Le scénario du mardi 17 mars a des airs de déjà vu. Il rappelle les heures ayant précédé le report du double scrutin, prévu se tenir le 1er mars, le 28 février par le président Condé. Les responsables guinéens avaient alors refusé la venue d’une délégation de l’organisation régionale.

Du côté de Conakry, on assure avoir pris en compte les observations de la communauté internationale. Les 2.5 millions d’électeurs fictifs, dont des doublons, mineurs ou personnes décédées, seront retirés du fichier électoral, sans opération de recensement.

Dans le cas où le double scrutin a lieu dimanche prochain, Alpha Condé pourra-t-il se représenter lors des présidentielles de la fin de cette année?

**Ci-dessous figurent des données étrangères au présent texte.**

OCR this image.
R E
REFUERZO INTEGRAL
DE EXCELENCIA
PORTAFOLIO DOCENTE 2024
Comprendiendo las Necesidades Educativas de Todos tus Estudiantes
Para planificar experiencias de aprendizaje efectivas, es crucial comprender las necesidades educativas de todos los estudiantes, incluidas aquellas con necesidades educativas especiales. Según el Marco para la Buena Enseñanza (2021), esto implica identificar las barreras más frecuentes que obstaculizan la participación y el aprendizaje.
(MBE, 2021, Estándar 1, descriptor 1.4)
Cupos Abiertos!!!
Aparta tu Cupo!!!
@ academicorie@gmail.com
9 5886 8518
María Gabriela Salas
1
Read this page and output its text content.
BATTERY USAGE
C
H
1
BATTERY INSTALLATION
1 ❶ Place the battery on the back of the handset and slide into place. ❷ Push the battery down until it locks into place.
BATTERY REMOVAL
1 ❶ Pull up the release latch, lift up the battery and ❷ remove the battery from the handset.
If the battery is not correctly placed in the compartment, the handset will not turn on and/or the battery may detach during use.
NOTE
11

Si une nouvelle Constitution est adoptée, sera-t-il en mesure d’en bénéficier?

Le président guinéen joue le culot et avance contre vents et marées. En évoquant Alassane Ouattara, il a estimé lors d’un entretien accordé à un quotidien français : « Mais lui-même a fait une nouvelle Constitution ! Alors pourquoi me pose-t-on la question à moi? », « Je n’ai de leçon de démocratie à recevoir de personne. Et je ne vois pas ce qu’il y a de plus démocratique qu’un référendum », a-t-il ajouté.

Le maintien du double scrutin, alors qu’il se voit acculé par une vive contestation interne et des pressions internationales est une gageure de la part d’Alpha Condé, dont une des clés sera le taux de participation.